Lacking a higher-tech way of conveying the sequence of scenes to the audience, the orchestra employed a man to sit at the front of the stage holding large white cards labeled with the section titles, which he would turn as appropriate. Such simple devices would be useful for a lot of picture-painting works and could be taken up by other groups not ashamed of being so openly communicative.
Tate’s music is lusty and vivid, in an intense tonal idiom. A purely percussive opening and much other percussive punctuation, including heavy bass drum thumps, convey a style listeners might associate with American Indian music. The mood varies tremendously. A section depicting the father’s laughter is grim and alarming, the toughest music in the piece.

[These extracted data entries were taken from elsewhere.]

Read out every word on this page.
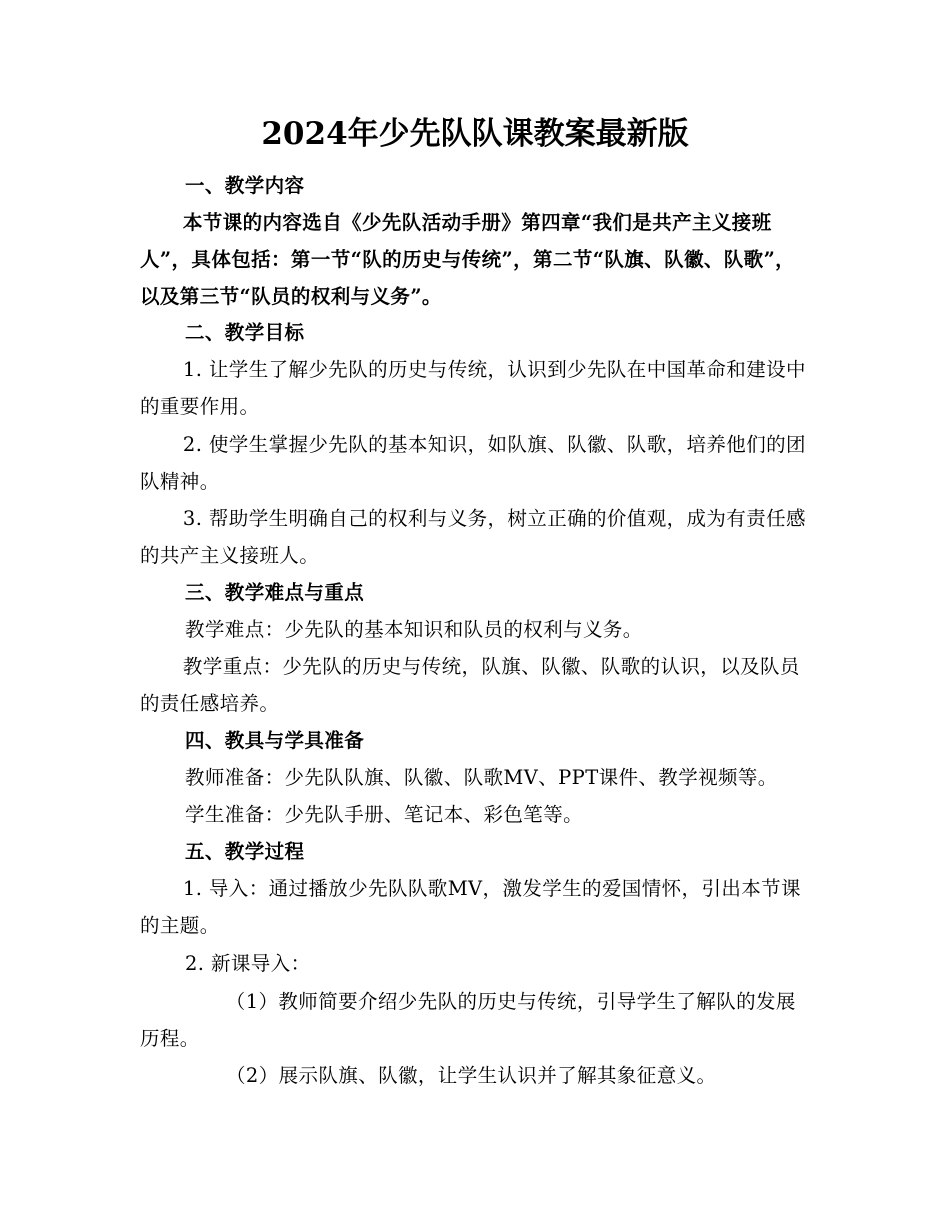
2024年少先队队课教案最新版
一、教学内容

本节课的内容选自《少先队活动手册》第四章“我们是共产主义接班人”，具体包括：第一节“队的历史与传统”，第二节“队旗、队徽、队歌”，以及第三节“队员的权利与义务”。

二、教学目标

1. 让学生了解少先队的历史与传统，认识到少先队在中国革命和建设中的重要作用。

2. 使学生掌握少先队的基本知识，如队旗、队徽、队歌，培养他们的团队精神。

3. 帮助学生明确自己的权利与义务，树立正确的价值观，成为有责任感的共产主义接班人。

三、教学难点与重点
教学难点：少先队的基本知识和队员的权利与义务。

教学重点：少先队的历史与传统，队旗、队徽、队歌的认识，以及队员的责任感培养。

四、教具与学具准备
教师准备：少先队队旗、队徽、队歌MV、PPT课件、教学视频等。
学生准备：少先队手册、笔记本、彩色笔等。
五、教学过程

1. 导入：通过播放少先队队歌MV，激发学生的爱国情怀，引出本节课的主题。

2. 新课导入：

（1）教师简要介绍少先队的历史与传统，引导学生了解队的发展历程。

（2）展示队旗、队徽，让学生认识并了解其象征意义。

The soloist was Rufus Olivier Jr., principal bassoonist with the San Francisco Opera and Ballet Orchestras. Tate required him to keep up a nearly unceasing line of trills, arpeggios, and staccato runs, which remained audible no matter what the orchestra was doing. Olivier handled these challenges with relaxed virtuosity, in a reclined posture, giving them a doubtlessly illusory air of effortlessness. When the piece was over, he underlined this mood by taking the bouquet of flowers he was offered and jauntily sticking it in the bell of his instrument, though it didn’t really fit.
To match the Tate work under the concert title of “Two Tales of Love and Bravery,” the orchestra offered Beethoven’s “Leonore” Overture No. 3. This is the most famous of the four overtures Beethoven wrote for the opera he eventually titled Fidelio, the tale of a woman who disguises herself as a man to rescue her husband from political imprisonment. With its offstage trumpet calls, the overture is always an effective piece.

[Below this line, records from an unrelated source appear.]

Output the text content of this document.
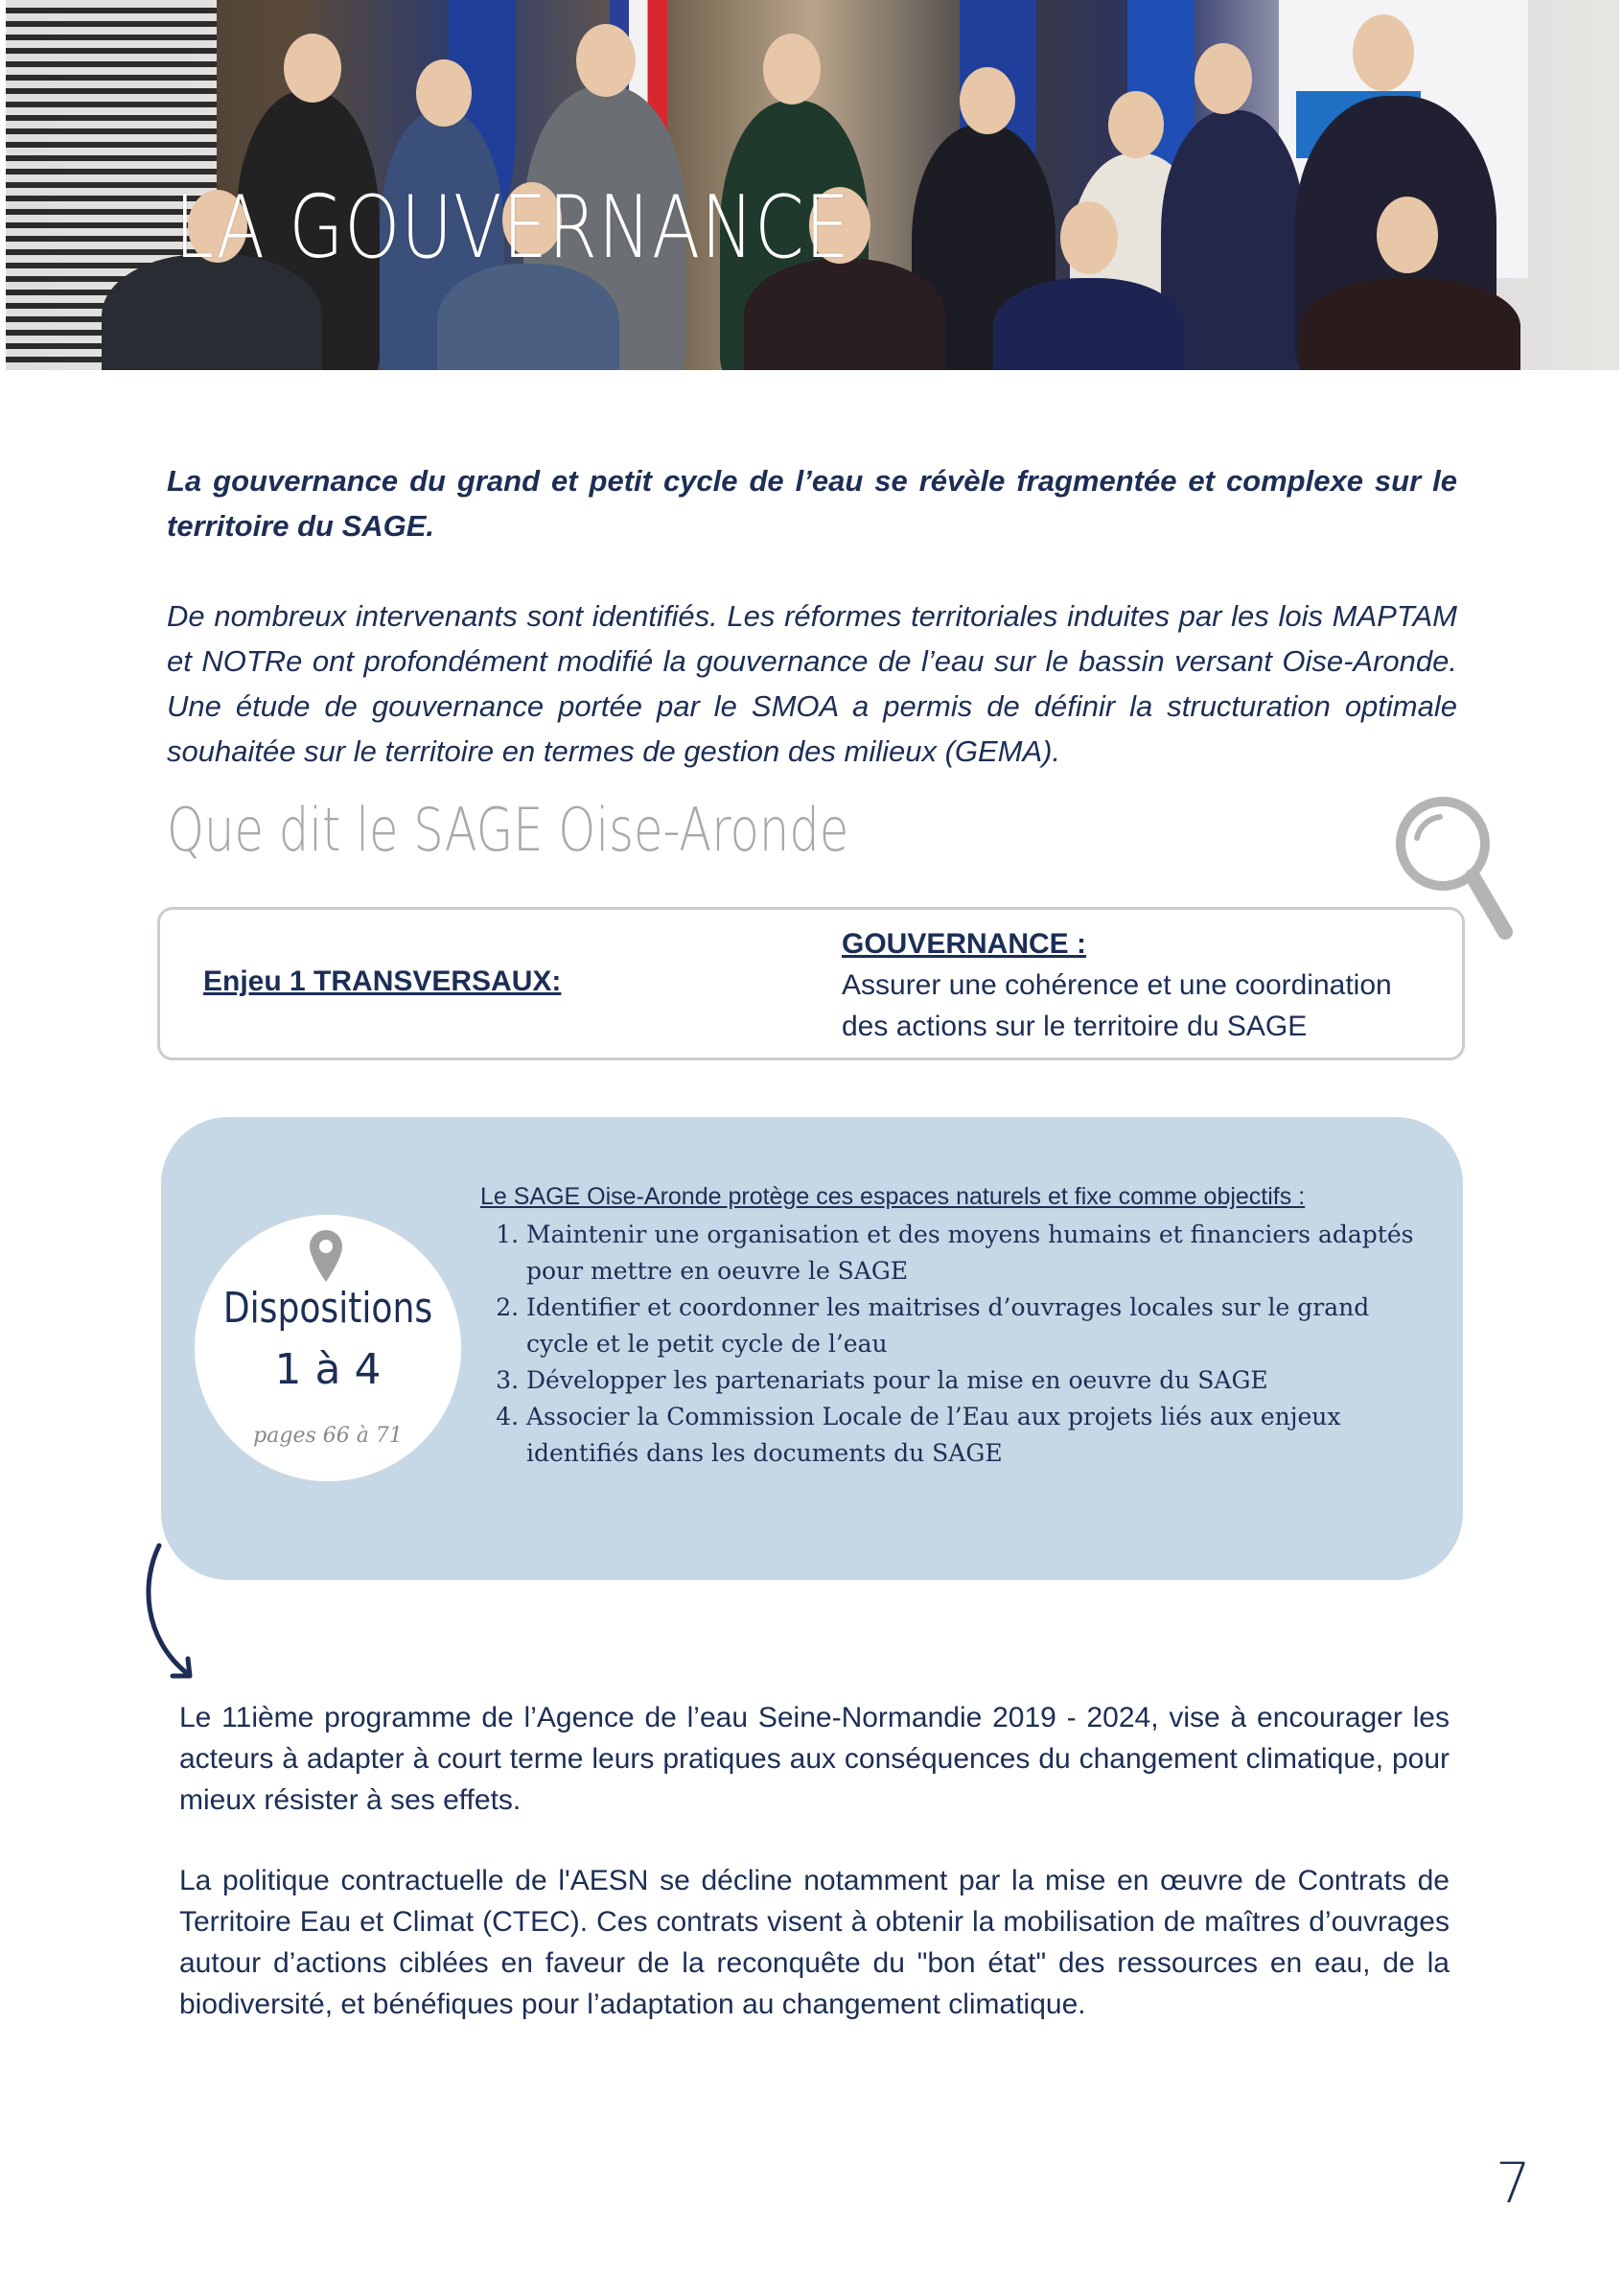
LA GOUVERNANCE

La gouvernance du grand et petit cycle de l’eau se révèle fragmentée et complexe sur le territoire du SAGE.

De nombreux intervenants sont identifiés. Les réformes territoriales induites par les lois MAPTAM et NOTRe ont profondément modifié la gouvernance de l’eau sur le bassin versant Oise-Aronde. Une étude de gouvernance portée par le SMOA a permis de définir la structuration optimale souhaitée sur le territoire en termes de gestion des milieux (GEMA).

Que dit le SAGE Oise-Aronde

Enjeu 1 TRANSVERSAUX:

GOUVERNANCE :

Assurer une cohérence et une coordination des actions sur le territoire du SAGE

Dispositions

1 à 4

pages 66 à 71

Le SAGE Oise-Aronde protège ces espaces naturels et fixe comme objectifs :

1. Maintenir une organisation et des moyens humains et financiers adaptés pour mettre en oeuvre le SAGE
2. Identifier et coordonner les maitrises d’ouvrages locales sur le grand cycle et le petit cycle de l’eau
3. Développer les partenariats pour la mise en oeuvre du SAGE
4. Associer la Commission Locale de l’Eau aux projets liés aux enjeux identifiés dans les documents du SAGE

Le 11ième programme de l’Agence de l’eau Seine-Normandie 2019 - 2024, vise à encourager les acteurs à adapter à court terme leurs pratiques aux conséquences du changement climatique, pour mieux résister à ses effets.

La politique contractuelle de l'AESN se décline notamment par la mise en œuvre de Contrats de Territoire Eau et Climat (CTEC). Ces contrats visent à obtenir la mobilisation de maîtres d’ouvrages autour d’actions ciblées en faveur de la reconquête du "bon état" des ressources en eau, de la biodiversité, et bénéfiques pour l’adaptation au changement climatique.

7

The other older work on the program was the Symphonic Variations on an African Air by Samuel Coleridge-Taylor. This 22-minute piece is based on an African American melody, which gets thoroughly fragmented and mutated throughout the work. As with the Tate, the mood varies as the variations go by, from comic to romantic to dramatic to occasionally blustery, the last bearing a faint resemblance to the music of Edward Elgar.
The concert concluded with the compact 26-minute Symphony No. 1 by Peter Boyer. Boyer has been in the news lately for commissions connected to both the inauguration of Joe Biden and the coronation of King Charles III. His symphony has been heard here and there since being first played by the Pasadena Symphony 10 years ago. It’s an exceedingly tuneful, populist, and colorful piece in three movements: a slow prelude, a scherzo, and a slow movement/finale. Both the first and third movements are essentially monothematic, the first beginning with a fugato on its open-ended theme, the third building to a full-bodied climax.

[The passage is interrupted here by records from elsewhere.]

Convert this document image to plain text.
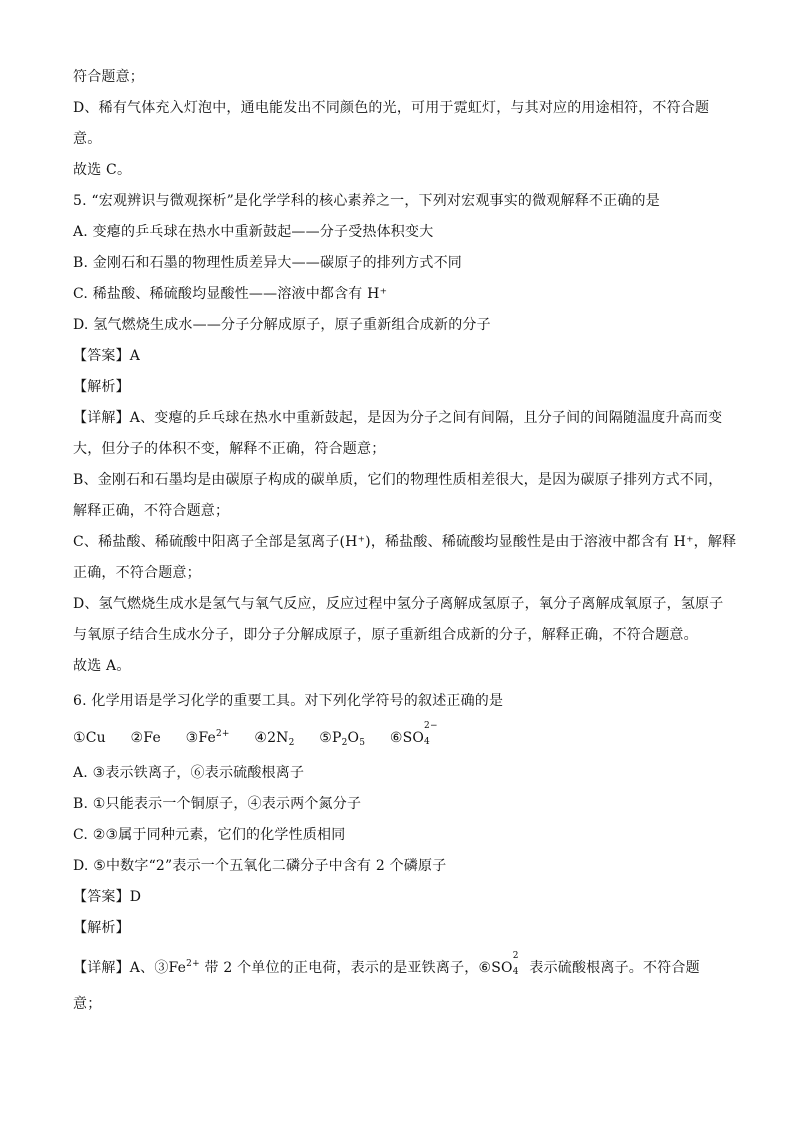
符合题意；
D、稀有气体充入灯泡中，通电能发出不同颜色的光，可用于霓虹灯，与其对应的用途相符，不符合题
意。
故选 C。
5. “宏观辨识与微观探析”是化学学科的核心素养之一，下列对宏观事实的微观解释不正确的是
A. 变瘪的乒乓球在热水中重新鼓起——分子受热体积变大
B. 金刚石和石墨的物理性质差异大——碳原子的排列方式不同
C. 稀盐酸、稀硫酸均显酸性——溶液中都含有 H⁺
D. 氢气燃烧生成水——分子分解成原子，原子重新组合成新的分子
【答案】A
【解析】
【详解】A、变瘪的乒乓球在热水中重新鼓起，是因为分子之间有间隔，且分子间的间隔随温度升高而变
大，但分子的体积不变，解释不正确，符合题意；
B、金刚石和石墨均是由碳原子构成的碳单质，它们的物理性质相差很大，是因为碳原子排列方式不同，
解释正确，不符合题意；
C、稀盐酸、稀硫酸中阳离子全部是氢离子(H⁺)，稀盐酸、稀硫酸均显酸性是由于溶液中都含有 H⁺，解释
正确，不符合题意；
D、氢气燃烧生成水是氢气与氧气反应，反应过程中氢分子离解成氢原子，氧分子离解成氧原子，氢原子
与氧原子结合生成水分子，即分子分解成原子，原子重新组合成新的分子，解释正确，不符合题意。
故选 A。
6. 化学用语是学习化学的重要工具。对下列化学符号的叙述正确的是
①Cu ②Fe $③Fe^{2+}$ $④2N_2$ $⑤P_2O_5$ ⑥SO
2−
4
A. ③表示铁离子，⑥表示硫酸根离子
B. ①只能表示一个铜原子，④表示两个氮分子
C. ②③属于同种元素，它们的化学性质相同
D. ⑤中数字“2”表示一个五氧化二磷分子中含有 2 个磷原子
【答案】D
【解析】
【详解】A、$③Fe^{2+}$ 带 2 个单位的正电荷，表示的是亚铁离子，⑥SO
2
4 表示硫酸根离子。不符合题
意；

Ray, who spoke before the piece, is not the first commentator to describe this symphony as sounding like movie music, a genre in which Boyer has much experience as an orchestrator. He dedicated his piece to the memory of Leonard Bernstein, but its bold and hearty sound is far more reminiscent of Elmer Bernstein, who unsurprisingly was Boyer’s orchestration teacher.
Here and in the other pieces on the program, the orchestra’s tuning and precision were often at fault. The wave of improvements in these aspects that has swept over other local volunteer ensembles in recent years has passed this group by. Where the orchestra did excel was in its response to Ray’s conducting. Her almost military approach on the podium kept the players’ timing firmly attached to the unusual 13-note rhythmic pattern in Boyer’s scherzo and gave full excitement to the climax of the finale. The more exotic sounds of Tate and Coleridge-Taylor were likewise well conveyed. It’s worth overlooking some imperfections to get such a rewarding concert experience.